Canadian Dimension, April 19th, 2008

The New York Times reports that hedge fund managers are making “ugly” earnings in excess of $3 billion a year. “We are clearly in a period of excess, and we have to swing back to the middle or the center cannot hold,” William H. Gross, the chief investment officer of the bond fund Pimco, told NYT.

  • John Paulson of Paulson & Company made $3.7 billion last year by “betting against certain mortgages and complex financial products that held them.” But he’s not the only winner. Paulson reaped the benefits of the mortgage crisis. “By the end of 2007 sat atop $28 billion in assets, up from $6 billion 12 months earlier.”
  • Speculator George Soros lept out of retirement last year to earn $2.9 billion, with a return of 32 percent.
  • James Simons, a mathematician and former Defense Department code breaker who uses complex computer models to trade, earned $2.8 billion last year with a 73 percent return.
  • Betting against the mortgage market, Philip Falcone pulled in returns of 117 percent after fees in 2007 and made $1.7 billion. He now manages $18 billion.
  • Combined, the top 50 hedge fund managers last year earned $29 billion.
  • With a combined $2 trillion under management, the hedge fund industry is coming off its richest year ever at the same time as Wall Street Banks are suffering major hits.
  • “To make it into the top 25 of Alpha’s list, the industry standard for hedge fund pay, a manager needed to earn at least $360 million last year, more than 18 times the amount in 2002. The median American family, by contrast, earned $60,500 last year.”

As “a very gigantic version of Las Vegas,” there were some big winners who have since receded into hedge fund obscurity.

  • With an equity portfolio in Sears and a major holding in Citigroup, Edward Lampert’s fund fell 27 percent last year.

“Since 1913, the United States witnessed only one other year of such unequal wealth distribution — 1928, the year before the stock market crashed, according to Jared Bernstein, a senior fellow at the Economic Policy Institute in Washington. Such inequality is likely to impede an economic recovery, he said.”

“Their unprecedented and growing affluence underscores the gaping inequality between the millions of Americans facing stagnating wages and rising home foreclosures and an agile financial elite that seems to thrive in good times and bad,” the Times article reads.

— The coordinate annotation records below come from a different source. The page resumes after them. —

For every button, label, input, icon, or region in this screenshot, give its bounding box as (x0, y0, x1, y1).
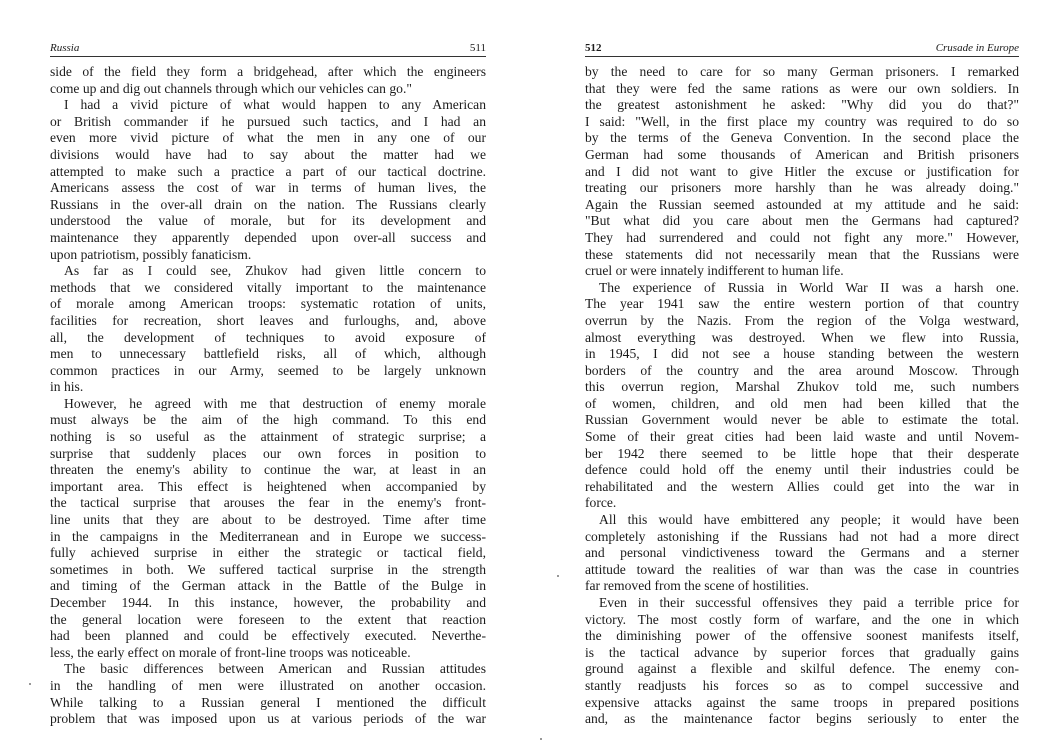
text-line: less, the early effect on morale of front-line troops was noticeable. (50, 644, 411, 660)
text-line: these statements did not necessarily mean that the Russians were (585, 246, 1019, 262)
text-line: of women, children, and old men had been killed that the (585, 395, 1019, 411)
text-line: All this would have embittered any people; it would have been (599, 512, 1019, 528)
text-line: expensive attacks against the same troops in prepared positions (585, 694, 1019, 710)
text-line: come up and dig out channels through which our vehicles can go." (50, 80, 412, 96)
text-line: in the campaigns in the Mediterranean and in Europe we success- (50, 528, 486, 544)
text-line: upon patriotism, possibly fanaticism. (50, 246, 252, 262)
text-line: and I did not want to give Hitler the excuse or justification for (585, 163, 1019, 179)
text-line: and personal vindictiveness toward the Germans and a sterner (585, 545, 1019, 561)
text-line: nothing is so useful as the attainment of strategic surprise; a (50, 429, 486, 445)
text-line: I had a vivid picture of what would happen to any American (64, 97, 486, 113)
text-line: important area. This effect is heightened when accompanied by (50, 478, 486, 494)
text-line: December 1944. In this instance, however, the probability and (50, 595, 486, 610)
right-page (519, 0, 1038, 751)
text-line: methods that we considered vitally important to the maintenance (50, 279, 486, 295)
text-line: the tactical surprise that arouses the fear in the enemy's front- (50, 495, 486, 511)
text-line: this overrun region, Marshal Zhukov told me, such numbers (585, 379, 1019, 395)
text-line: men to unnecessary battlefield risks, all of which, although (50, 346, 486, 362)
text-line: defence could hold off the enemy until their industries could be (585, 462, 1019, 478)
text-line: that they were fed the same rations as were our own soldiers. In (585, 80, 1019, 96)
text-line: However, he agreed with me that destruction of enemy morale (64, 395, 486, 411)
text-line: stantly readjusts his forces so as to compel successive and (585, 677, 1019, 693)
text-line: completely astonishing if the Russians had not had a more direct (585, 528, 1019, 544)
left-running-title: Russia (50, 42, 80, 54)
text-line: ber 1942 there seemed to be little hope that their desperate (585, 445, 1019, 461)
text-line: in 1945, I did not see a house standing between the western (585, 346, 1019, 362)
text-line: almost everything was destroyed. When we flew into Russia, (585, 329, 1019, 345)
text-line: Even in their successful offensives they paid a terrible price for (599, 595, 1019, 610)
text-line: German had some thousands of American and British prisoners (585, 146, 1019, 162)
text-line: line units that they are about to be destroyed. Time after time (50, 512, 486, 528)
text-line: overrun by the Nazis. From the region of the Volga westward, (585, 312, 1019, 328)
left-running-head (50, 38, 486, 57)
left-page-number: 511 (469, 42, 486, 54)
scan-speck (557, 575, 559, 577)
text-line: side of the field they form a bridgehead, after which the engineers (50, 64, 486, 79)
text-line: threaten the enemy's ability to continue the war, at least in an (50, 462, 486, 478)
text-line: attitude toward the realities of war than was the case in countries (585, 561, 1019, 577)
text-line: While talking to a Russian general I mentioned the difficult (50, 694, 486, 710)
text-line: Americans assess the cost of war in terms of human lives, the (50, 180, 486, 196)
text-line: of morale among American troops: systematic rotation of units, (50, 296, 486, 312)
text-line: understood the value of morale, but for its development and (50, 213, 486, 229)
right-running-head (585, 38, 1019, 57)
text-line: surprise that suddenly places our own forces in position to (50, 445, 486, 461)
text-line: and timing of the German attack in the Battle of the Bulge in (50, 578, 486, 594)
text-line: by the terms of the Geneva Convention. In the second place the (585, 130, 1019, 146)
right-body-text (585, 64, 1019, 728)
text-line: the general location were foreseen to the extent that reaction (50, 611, 486, 627)
text-line: maintenance they apparently depended upon over-all success and (50, 229, 486, 245)
text-line: in his. (50, 379, 84, 395)
text-line: attempted to make such a practice a part of our tactical doctrine. (50, 163, 486, 179)
text-line: sometimes in both. We suffered tactical surprise in the strength (50, 561, 486, 577)
text-line: the diminishing power of the offensive soonest manifests itself, (585, 628, 1019, 644)
text-line: and, as the maintenance factor begins seriously to enter the (585, 711, 1019, 727)
text-line: Russians in the over-all drain on the nation. The Russians clearly (50, 196, 486, 212)
text-line: divisions would have had to say about the matter had we (50, 146, 486, 162)
text-line: Again the Russian seemed astounded at my attitude and he said: (585, 196, 1019, 212)
text-line: must always be the aim of the high command. To this end (50, 412, 486, 428)
text-line: cruel or were innately indifferent to human life. (585, 263, 844, 279)
text-line: "But what did you care about men the Germans had captured? (585, 213, 1019, 229)
text-line: victory. The most costly form of warfare, and the one in which (585, 611, 1019, 627)
text-line: fully achieved surprise in either the strategic or tactical field, (50, 545, 486, 561)
text-line: Some of their great cities had been laid waste and until Novem- (585, 429, 1019, 445)
text-line: facilities for recreation, short leaves and furloughs, and, above (50, 312, 486, 328)
text-line: I said: "Well, in the first place my country was required to do so (585, 113, 1019, 129)
right-page-number: 512 (585, 42, 602, 54)
text-line: The experience of Russia in World War II was a harsh one. (599, 279, 1019, 295)
text-line: problem that was imposed upon us at various periods of the war (50, 711, 486, 727)
text-line: treating our prisoners more harshly than he was already doing." (585, 180, 1019, 196)
scan-speck (540, 738, 542, 740)
text-line: is the tactical advance by superior forces that gradually gains (585, 644, 1019, 660)
text-line: rehabilitated and the western Allies could get into the war in (585, 478, 1019, 494)
text-line: The basic differences between American and Russian attitudes (64, 661, 486, 677)
text-line: They had surrendered and could not fight any more." However, (585, 229, 1019, 245)
text-line: by the need to care for so many German prisoners. I remarked (585, 64, 1019, 79)
text-line: in the handling of men were illustrated on another occasion. (50, 677, 486, 693)
left-body-text (50, 64, 486, 728)
text-line: far removed from the scene of hostilities. (585, 578, 809, 594)
scan-speck (29, 683, 31, 685)
text-line: force. (585, 495, 617, 511)
text-line: or British commander if he pursued such tactics, and I had an (50, 113, 486, 129)
text-line: As far as I could see, Zhukov had given little concern to (64, 263, 486, 279)
text-line: even more vivid picture of what the men in any one of our (50, 130, 486, 146)
text-line: borders of the country and the area around Moscow. Through (585, 362, 1019, 378)
text-line: all, the development of techniques to avoid exposure of (50, 329, 486, 345)
text-line: common practices in our Army, seemed to be largely unknown (50, 362, 486, 378)
text-line: had been planned and could be effectively executed. Neverthe- (50, 628, 486, 644)
text-line: ground against a flexible and skilful defence. The enemy con- (585, 661, 1019, 677)
text-line: The year 1941 saw the entire western portion of that country (585, 296, 1019, 312)
text-line: the greatest astonishment he asked: "Why did you do that?" (585, 97, 1019, 113)
text-line: Russian Government would never be able to estimate the total. (585, 412, 1019, 428)
right-running-title: Crusade in Europe (935, 42, 1019, 54)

Canadian Dimension Matthew Brett is the Canadian Dimension weblog editor and a Montreal-based journalist at a weekly newspaper. Read other posts by Canadian Dimension.

3 Comments

  1. While anyone earning over $1B in earnings in one year I don’t think there is a very heightened level of excess within the hedge fund industry, or equity markets in general. The average hedge fund manages several hundred million dollars and the average hedge fund manager makes far less than any of the ones you read about in the NYT or WSJ. I think there’s a large disconnect between what many hedge funds are doing or putting up as actual returns and what the general public thinks is happening.

    - Richard

    Richard Wilson
    Hedge Fund Consulting Blog
    http://richard-wilson.blogspot.com

  2. [...] Canadian Dimension Blog wrote an interesting post today on Billion-Dollar PaydaysHere’s a quick excerpt1928, the year before the stock market crashed, according to Jared Bernstein, a senior fellow at the Economic Policy Institute in Washington…. [...]

  3. Leo Panitch writes:

    As of March, 2008 there were 742,200 production workers in the US motor vehicle and parts industry. Their average hourly costs (wages and benefits) was $36/hr as of 2005 and would be no higher and likely lower today.

    Assuming a full year of work - 2080 hrs, their average income would be bout $74,000/yr and total annual labour cost for the industry and its 3/4 million workers would be under $55 Billion. So the above 50 parasites, with their responsibilities for today’s chaos, get as much as some 390,000 production workers in auto - well over half the industry.